PackGene Empowers Gene Therapy, Opening a New Journey for Children with Rett Syndrome

On February 14, 2025, in the research ward at the Guangzhou Women and Children’s Medical Center (Zengcheng Branch), a Rett syndrome (RTT) patient named Xixi (pseudonym) from Shanxi brought tears of relief to her father’s eyes. In recent years, Xixi had been plagued by severe symptoms and discomfort—yet now, she has shown encouraging improvements. She can now express her needs proactively through crying and agitation. This progress comes as a positive result of an investigator-initiated clinical study jointly carried out by the team of Professor Zhou Wenhao, President of Guangzhou Women and Children’s Medical Center, and Professor Qiu Zilong from the Songjiang Research Institute of the School of Medicine at Shanghai Jiao Tong University. PackGene is honored to help support the successful translation of this IIT project from R&D to clinical application.
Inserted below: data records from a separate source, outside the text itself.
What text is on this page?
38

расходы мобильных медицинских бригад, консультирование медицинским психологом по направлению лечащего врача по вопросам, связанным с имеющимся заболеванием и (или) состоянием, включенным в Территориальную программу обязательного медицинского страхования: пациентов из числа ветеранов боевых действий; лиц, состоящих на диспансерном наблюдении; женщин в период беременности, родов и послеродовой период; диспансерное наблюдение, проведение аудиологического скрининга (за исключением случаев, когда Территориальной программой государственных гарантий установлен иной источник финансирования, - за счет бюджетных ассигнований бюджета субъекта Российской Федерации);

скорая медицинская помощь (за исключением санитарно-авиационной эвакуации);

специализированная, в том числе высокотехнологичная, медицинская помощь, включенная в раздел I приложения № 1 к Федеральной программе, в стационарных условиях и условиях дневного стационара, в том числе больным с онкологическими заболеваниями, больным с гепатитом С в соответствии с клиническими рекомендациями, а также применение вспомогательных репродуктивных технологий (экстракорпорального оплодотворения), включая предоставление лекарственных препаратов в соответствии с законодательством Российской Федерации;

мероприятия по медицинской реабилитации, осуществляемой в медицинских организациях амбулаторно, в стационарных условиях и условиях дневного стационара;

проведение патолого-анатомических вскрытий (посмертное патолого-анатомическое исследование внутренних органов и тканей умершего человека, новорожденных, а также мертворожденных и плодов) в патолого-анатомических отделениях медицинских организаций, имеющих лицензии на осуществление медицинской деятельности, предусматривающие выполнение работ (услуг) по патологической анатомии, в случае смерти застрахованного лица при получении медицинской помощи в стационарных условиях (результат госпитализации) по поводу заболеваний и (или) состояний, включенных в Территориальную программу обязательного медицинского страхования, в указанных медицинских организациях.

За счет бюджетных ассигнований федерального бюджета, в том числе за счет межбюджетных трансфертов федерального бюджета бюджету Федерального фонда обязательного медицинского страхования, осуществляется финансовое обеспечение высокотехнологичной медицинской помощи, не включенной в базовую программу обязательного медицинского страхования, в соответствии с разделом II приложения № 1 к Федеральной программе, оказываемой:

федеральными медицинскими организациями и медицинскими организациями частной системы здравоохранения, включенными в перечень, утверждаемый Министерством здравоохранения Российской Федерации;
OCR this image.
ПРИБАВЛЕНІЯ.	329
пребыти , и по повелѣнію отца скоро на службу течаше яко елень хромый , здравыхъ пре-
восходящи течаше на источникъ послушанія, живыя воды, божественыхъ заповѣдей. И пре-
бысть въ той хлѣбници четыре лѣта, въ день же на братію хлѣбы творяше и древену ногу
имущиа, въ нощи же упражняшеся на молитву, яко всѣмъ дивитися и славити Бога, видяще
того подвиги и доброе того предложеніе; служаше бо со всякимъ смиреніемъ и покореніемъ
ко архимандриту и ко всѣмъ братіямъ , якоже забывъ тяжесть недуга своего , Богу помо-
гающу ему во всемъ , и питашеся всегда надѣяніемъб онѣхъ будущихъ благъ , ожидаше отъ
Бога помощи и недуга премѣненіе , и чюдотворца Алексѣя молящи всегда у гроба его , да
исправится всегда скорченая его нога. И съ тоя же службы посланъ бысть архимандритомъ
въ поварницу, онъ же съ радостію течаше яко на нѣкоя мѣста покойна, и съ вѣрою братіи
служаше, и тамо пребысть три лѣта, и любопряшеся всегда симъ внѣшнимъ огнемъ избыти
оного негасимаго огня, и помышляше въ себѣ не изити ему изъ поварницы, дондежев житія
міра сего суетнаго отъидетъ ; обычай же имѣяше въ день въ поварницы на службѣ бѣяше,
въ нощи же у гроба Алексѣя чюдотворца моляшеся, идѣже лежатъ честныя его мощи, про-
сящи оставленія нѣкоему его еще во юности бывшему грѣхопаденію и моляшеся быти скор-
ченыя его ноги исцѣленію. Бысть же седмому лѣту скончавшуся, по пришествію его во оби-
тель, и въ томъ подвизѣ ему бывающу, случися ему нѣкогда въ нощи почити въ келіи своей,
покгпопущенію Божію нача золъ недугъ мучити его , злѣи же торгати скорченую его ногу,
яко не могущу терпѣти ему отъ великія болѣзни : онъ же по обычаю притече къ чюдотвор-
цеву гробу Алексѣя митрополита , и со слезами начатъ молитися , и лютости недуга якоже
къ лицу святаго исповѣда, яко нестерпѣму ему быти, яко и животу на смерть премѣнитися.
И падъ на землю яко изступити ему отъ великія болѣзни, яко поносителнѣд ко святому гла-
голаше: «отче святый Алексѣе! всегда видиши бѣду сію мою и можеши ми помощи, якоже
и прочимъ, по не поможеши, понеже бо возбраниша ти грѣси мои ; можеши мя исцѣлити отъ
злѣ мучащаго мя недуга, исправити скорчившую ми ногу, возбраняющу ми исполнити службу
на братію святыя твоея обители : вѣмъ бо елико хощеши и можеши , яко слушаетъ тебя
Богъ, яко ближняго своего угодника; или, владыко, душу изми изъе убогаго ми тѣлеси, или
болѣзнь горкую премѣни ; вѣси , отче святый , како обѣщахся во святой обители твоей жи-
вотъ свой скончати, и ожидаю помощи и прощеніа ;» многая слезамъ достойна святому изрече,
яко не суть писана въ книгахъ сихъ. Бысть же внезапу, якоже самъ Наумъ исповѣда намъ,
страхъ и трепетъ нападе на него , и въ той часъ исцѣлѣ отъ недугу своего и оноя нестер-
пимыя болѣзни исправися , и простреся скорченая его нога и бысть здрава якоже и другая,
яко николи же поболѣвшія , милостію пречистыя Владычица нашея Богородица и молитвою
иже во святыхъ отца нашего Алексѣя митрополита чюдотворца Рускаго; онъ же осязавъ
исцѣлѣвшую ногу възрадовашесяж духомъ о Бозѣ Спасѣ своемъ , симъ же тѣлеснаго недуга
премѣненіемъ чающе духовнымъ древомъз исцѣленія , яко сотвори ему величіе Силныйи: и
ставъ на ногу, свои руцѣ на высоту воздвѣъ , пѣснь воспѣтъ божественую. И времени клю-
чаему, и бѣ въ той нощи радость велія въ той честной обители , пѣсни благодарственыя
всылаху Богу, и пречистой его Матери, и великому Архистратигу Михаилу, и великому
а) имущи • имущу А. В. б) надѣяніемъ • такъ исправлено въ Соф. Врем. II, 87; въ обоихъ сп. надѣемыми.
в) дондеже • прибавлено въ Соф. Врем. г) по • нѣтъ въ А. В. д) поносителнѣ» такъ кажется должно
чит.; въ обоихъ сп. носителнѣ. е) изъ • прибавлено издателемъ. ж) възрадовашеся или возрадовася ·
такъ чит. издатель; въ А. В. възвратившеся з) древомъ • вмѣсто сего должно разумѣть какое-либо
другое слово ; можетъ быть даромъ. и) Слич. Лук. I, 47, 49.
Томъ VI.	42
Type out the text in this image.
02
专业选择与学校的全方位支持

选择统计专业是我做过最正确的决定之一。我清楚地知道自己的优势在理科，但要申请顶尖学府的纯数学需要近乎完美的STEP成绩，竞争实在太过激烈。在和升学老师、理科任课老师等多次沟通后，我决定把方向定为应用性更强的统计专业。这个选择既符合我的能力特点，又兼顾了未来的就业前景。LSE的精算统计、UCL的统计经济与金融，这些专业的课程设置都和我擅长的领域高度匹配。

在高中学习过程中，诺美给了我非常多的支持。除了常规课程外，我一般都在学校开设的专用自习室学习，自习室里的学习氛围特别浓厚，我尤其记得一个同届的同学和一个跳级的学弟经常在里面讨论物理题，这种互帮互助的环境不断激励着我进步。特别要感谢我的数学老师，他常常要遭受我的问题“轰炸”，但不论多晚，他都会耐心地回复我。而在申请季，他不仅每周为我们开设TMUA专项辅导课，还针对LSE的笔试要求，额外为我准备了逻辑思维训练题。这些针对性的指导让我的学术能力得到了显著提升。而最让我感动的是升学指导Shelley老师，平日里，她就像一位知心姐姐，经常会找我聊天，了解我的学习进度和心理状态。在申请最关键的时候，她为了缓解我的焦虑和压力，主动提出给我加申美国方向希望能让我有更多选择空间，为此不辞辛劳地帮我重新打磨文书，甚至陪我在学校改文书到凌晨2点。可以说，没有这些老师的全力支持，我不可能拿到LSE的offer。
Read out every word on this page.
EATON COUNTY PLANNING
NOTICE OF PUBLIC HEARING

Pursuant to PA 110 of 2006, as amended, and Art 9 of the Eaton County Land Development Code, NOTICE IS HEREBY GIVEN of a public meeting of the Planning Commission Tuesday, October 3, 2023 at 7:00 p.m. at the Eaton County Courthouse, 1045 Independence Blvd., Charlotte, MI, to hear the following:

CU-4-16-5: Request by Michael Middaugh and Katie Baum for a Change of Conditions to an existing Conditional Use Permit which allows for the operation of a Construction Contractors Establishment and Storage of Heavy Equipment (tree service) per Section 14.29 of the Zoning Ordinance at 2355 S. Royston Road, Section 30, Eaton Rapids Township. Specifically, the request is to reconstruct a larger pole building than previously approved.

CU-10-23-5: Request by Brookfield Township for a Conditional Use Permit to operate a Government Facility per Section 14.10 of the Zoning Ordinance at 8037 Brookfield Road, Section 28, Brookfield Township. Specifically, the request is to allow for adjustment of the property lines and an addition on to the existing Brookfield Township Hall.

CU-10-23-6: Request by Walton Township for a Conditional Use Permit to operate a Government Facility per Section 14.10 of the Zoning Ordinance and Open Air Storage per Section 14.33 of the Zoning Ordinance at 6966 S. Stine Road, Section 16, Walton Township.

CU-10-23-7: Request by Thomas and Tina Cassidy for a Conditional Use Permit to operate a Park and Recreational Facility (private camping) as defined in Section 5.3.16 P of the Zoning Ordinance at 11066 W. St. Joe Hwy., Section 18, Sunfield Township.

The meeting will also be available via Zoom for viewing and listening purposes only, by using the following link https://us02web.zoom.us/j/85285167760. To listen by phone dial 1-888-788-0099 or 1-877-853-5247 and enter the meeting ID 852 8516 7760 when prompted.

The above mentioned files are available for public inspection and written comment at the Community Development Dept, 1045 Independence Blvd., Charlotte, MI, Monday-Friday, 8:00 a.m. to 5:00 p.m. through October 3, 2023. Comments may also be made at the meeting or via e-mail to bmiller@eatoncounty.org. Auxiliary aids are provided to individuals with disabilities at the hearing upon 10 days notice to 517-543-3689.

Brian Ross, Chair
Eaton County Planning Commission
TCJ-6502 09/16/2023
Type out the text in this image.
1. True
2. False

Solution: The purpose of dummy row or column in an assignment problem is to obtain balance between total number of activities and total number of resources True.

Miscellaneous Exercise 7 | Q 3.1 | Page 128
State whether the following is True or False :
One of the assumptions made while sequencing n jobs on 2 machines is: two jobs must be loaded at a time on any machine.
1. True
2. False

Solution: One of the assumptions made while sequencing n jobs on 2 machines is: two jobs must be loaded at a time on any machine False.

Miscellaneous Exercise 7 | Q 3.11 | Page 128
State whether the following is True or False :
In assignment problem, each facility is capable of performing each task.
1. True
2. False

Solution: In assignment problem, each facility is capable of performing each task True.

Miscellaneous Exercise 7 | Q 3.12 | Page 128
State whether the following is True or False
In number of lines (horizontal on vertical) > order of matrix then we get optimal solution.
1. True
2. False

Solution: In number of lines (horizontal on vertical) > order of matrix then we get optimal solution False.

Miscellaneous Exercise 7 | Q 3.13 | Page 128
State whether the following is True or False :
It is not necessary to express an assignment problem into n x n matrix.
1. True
Gene Therapy “Fills” Hope for RTT Children

Xixi is 6 years old. Her parents recall that when she was around one year old, she was still able to say simple words such as “dad” and “mom.” In 2021, Xixi began to show clear regression: frequent hand-wringing, teeth grinding, and a gradual loss of her previously acquired walking and speaking abilities. After two years of seeking care across multiple hospitals, Xixi was ultimately diagnosed with Rett syndrome in a hospital in Beijing through genetic testing.

Rett syndrome is an ultra-rare disease with an incidence of approximately 1/10,000 to 1/15,000. It was once regarded as an “incurable illness without a cure.” Patients are predominantly female. In early stages of disease onset, individuals may experience intellectual regression, regression in language and motor skills, and stereotyped hand movements, all of which severely affect normal development and growth. Since the first RTT case was confirmed in China in 1988, patients have faced a long-standing dilemma of “no available treatment.” Traditional rehabilitation training offers limited benefits, and while drugs have been marketed abroad, they are costly and difficult for patients in China to access.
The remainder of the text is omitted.